The Importance of Being Curious

September 10, 2019
September 10, 2019 Joe Britto

Reading time: about 2.5 minutes.

 

In the fast-paced world most of us live in, curiosity seems like a luxury. We have deadlines to meet, stakeholders to keep on board, and a never-ending conveyor belt of projects to take care of.

So why would someone who knows enough to write the last paragraph, also write a blog on the importance of being curious?

That’s right, this week we’re looking at not just the need for curiosity as leaders, but why it’s so important. My point in this blog? If we’re not being curious we’re leaving an important aspect of leadership on the table.

Transactional Curiosity

Let’s begin with clarity on what I mean by curious. I’m talking about a type of curiosity that I call genuine curiosity. That’s different from good old-fashioned curiosity in one aspect. Traditional curiosity is the kind we’re all familiar with: it seeks to gain something. It’s curious about how to get a promotion, to get someone to listen, to make more money. Because everyday curiosity wants to get something it tends to centre around solving a problem. It wants to find the shortest, fastest route to the problem. And in the pursuit of the fastest it dismisses just as much, or more, than it considers.

If you like, it’s a transactional form of curiosity whose motto might be “get it fixed.” Nothing wrong with that. Anyone who knows me knows I’m fan of getting problems addressed. But that kind of curiosity isn’t the kind I’m advocating. Partly because most of us are doing it already. What leader isn’t curious about how to get a challenged addressed?

Genuinely Curious

But there’s another way to be curious. Genuine curiosity is one of the six attributes and a kind of curiosity that isn’t focused on a problem. It just wants to know. It doesn’t have a need to fix something, instead it looks at a situation with a child-like quality and wants to know why.

Why do we have this process rather than another? Is it the best we can think of or the only one we can think of? Do we do it this way because we’ve always done it this way, or because we tried several ways and found this to be most effective?

Genuine curiosity asks why not because it’s trying to improve something, but because it wants to see the edges of a situation. It’s like it holds a statue in its hand and turns it every which way – gets the heft of it – before putting it back on the shelf.

In the real-world genuine curiosity asks why is the stakeholder insisting on x? Why do we organize the marketing team and sales team as if they’re two functions? Again, not because it’s thinking of changing the sales and marketing function but just because.

Genuinely Curious About Being Genuinely Curious

But why is it a good idea to be genuinely curious? The simple way to understand the answer to that question is to pose another question: why is a child curious? It might seem unrelated, but think about it for a second, why do toddlers ask why?

Type that question into google and most hits focus on how to handle the whys. but if we’re interested in why the whys, we need different information.
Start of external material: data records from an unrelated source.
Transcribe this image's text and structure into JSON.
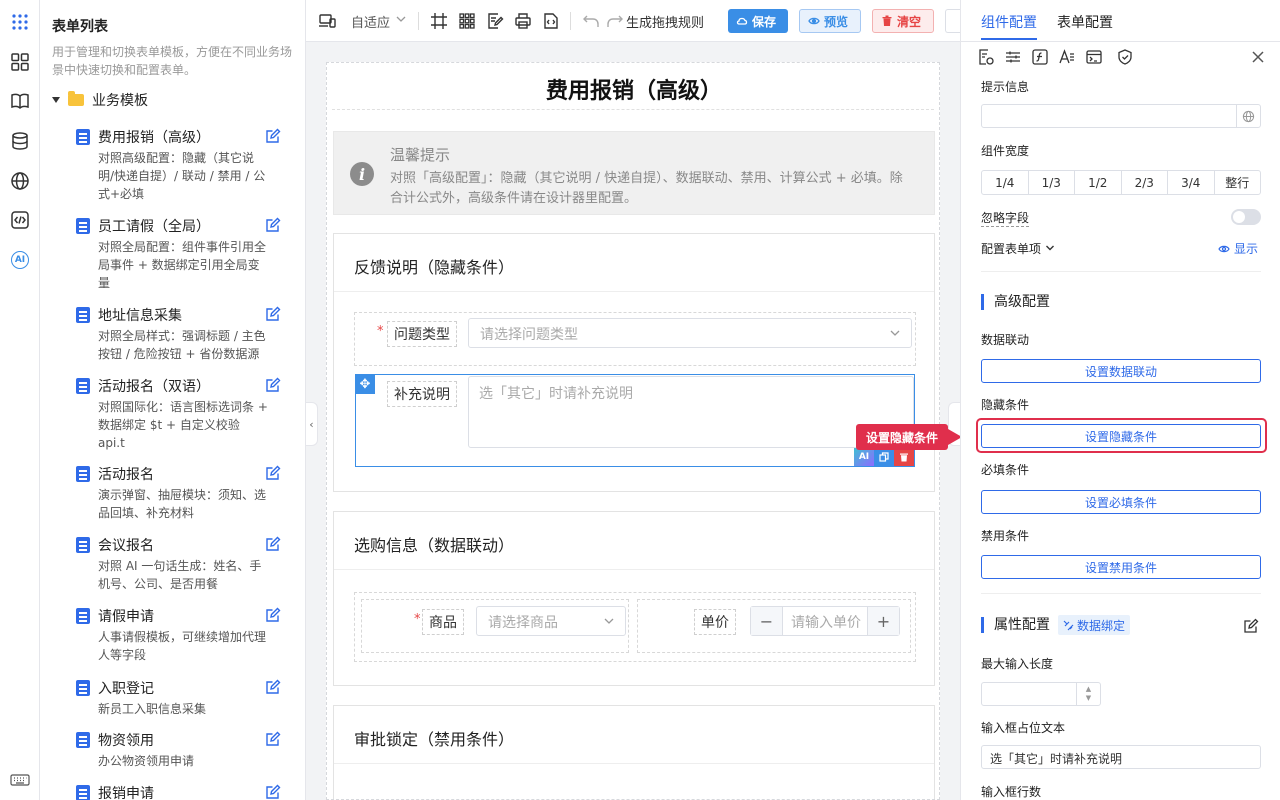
{
  "sidebar_list": {
    "title": "表单列表",
    "description": "用于管理和切换表单模板，方便在不同业务场景中快速切换和配置表单。",
    "group_label": "业务模板",
    "items": [
      {
        "name": "费用报销（高级）",
        "desc": "对照高级配置：隐藏（其它说明/快递自提）/ 联动 / 禁用 / 公式+必填"
      },
      {
        "name": "员工请假（全局）",
        "desc": "对照全局配置：组件事件引用全局事件 + 数据绑定引用全局变量"
      },
      {
        "name": "地址信息采集",
        "desc": "对照全局样式：强调标题 / 主色按钮 / 危险按钮 + 省份数据源"
      },
      {
        "name": "活动报名（双语）",
        "desc": "对照国际化：语言图标选词条 + 数据绑定 $t + 自定义校验 api.t"
      },
      {
        "name": "活动报名",
        "desc": "演示弹窗、抽屉模块：须知、选品回填、补充材料"
      },
      {
        "name": "会议报名",
        "desc": "对照 AI 一句话生成：姓名、手机号、公司、是否用餐"
      },
      {
        "name": "请假申请",
        "desc": "人事请假模板，可继续增加代理人等字段"
      },
      {
        "name": "入职登记",
        "desc": "新员工入职信息采集"
      },
      {
        "name": "物资领用",
        "desc": "办公物资领用申请"
      },
      {
        "name": "报销申请",
        "desc": ""
      }
    ]
  },
  "toolbar": {
    "zoom_label": "自适应",
    "rules_label": "生成拖拽规则",
    "save_label": "保存",
    "preview_label": "预览",
    "clear_label": "清空"
  },
  "canvas": {
    "form_title": "费用报销（高级）",
    "tip_title": "温馨提示",
    "tip_body": "对照「高级配置」：隐藏（其它说明 / 快递自提）、数据联动、禁用、计算公式 + 必填。除合计公式外，高级条件请在设计器里配置。",
    "sections": [
      {
        "title": "反馈说明（隐藏条件）"
      },
      {
        "title": "选购信息（数据联动）"
      },
      {
        "title": "审批锁定（禁用条件）"
      }
    ],
    "fields": {
      "issue_type_label": "问题类型",
      "issue_type_placeholder": "请选择问题类型",
      "extra_label": "补充说明",
      "extra_placeholder": "选「其它」时请补充说明",
      "product_label": "商品",
      "product_placeholder": "请选择商品",
      "price_label": "单价",
      "price_placeholder": "请输入单价",
      "minus": "−",
      "plus": "+"
    },
    "mini_tools": {
      "ai": "AI"
    },
    "tooltip": "设置隐藏条件"
  },
  "panel": {
    "tabs": [
      "组件配置",
      "表单配置"
    ],
    "hint_label": "提示信息",
    "width_label": "组件宽度",
    "width_options": [
      "1/4",
      "1/3",
      "1/2",
      "2/3",
      "3/4",
      "整行"
    ],
    "ignore_label": "忽略字段",
    "config_items_label": "配置表单项",
    "show_label": "显示",
    "advanced_heading": "高级配置",
    "linkage_label": "数据联动",
    "linkage_btn": "设置数据联动",
    "hidden_label": "隐藏条件",
    "hidden_btn": "设置隐藏条件",
    "required_label": "必填条件",
    "required_btn": "设置必填条件",
    "disabled_label": "禁用条件",
    "disabled_btn": "设置禁用条件",
    "props_heading": "属性配置",
    "binding_badge": "数据绑定",
    "maxlen_label": "最大输入长度",
    "placeholder_label": "输入框占位文本",
    "placeholder_value": "选「其它」时请补充说明",
    "rows_label": "输入框行数"
  },
  "colors": {
    "primary": "#2f6ae8",
    "danger": "#e02f4c",
    "folder": "#f8c33b"
  }
}
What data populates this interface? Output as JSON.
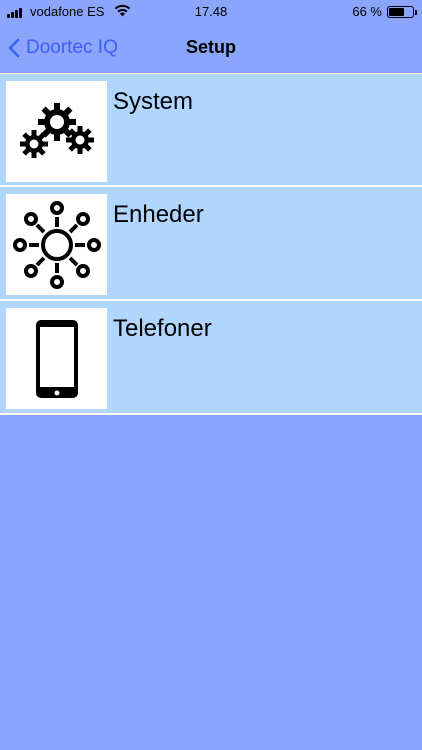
{
  "status": {
    "carrier": "vodafone ES",
    "time": "17.48",
    "battery_pct": "66 %",
    "battery_level": 0.66
  },
  "nav": {
    "back_label": "Doortec IQ",
    "title": "Setup",
    "accent_color": "#3b5ef5"
  },
  "items": [
    {
      "label": "System",
      "icon": "gears-icon"
    },
    {
      "label": "Enheder",
      "icon": "devices-hub-icon"
    },
    {
      "label": "Telefoner",
      "icon": "smartphone-icon"
    }
  ],
  "colors": {
    "background": "#8aa5fb",
    "row": "#b0d6fe"
  }
}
Child psychologist Richard Gilham writing in baby centre in the UK, makes the point that a “toddler is curious about the world and wants to learn. And she’s starting to understand cause and effect.”

That’s a big clue to the question of being genuinely curious. Because genuinely curious gives us the chance to learn about the focus of our curiosity. Genuine curiosity explores possibilities. And though doing something with those possibilities isn’t the goal of genuine curiosity, it does help another of the six attributes: flexibility of mind.

Genuine Curiosity and Flexibility of Mind

I’ve said before that the six attributes aren’t individual attributes. They interweave – each complementing and reinforcing the others.

The two attributes most closely related in the dance of ideas are genuine curiosity and flexibility of mind. If asking genuinely curious questions throws up some interesting possibilities, flexibility of mind can work with those interesting ideas. It sees them as valid and combines them into a revolutionary idea. But that’s the subject of another blog.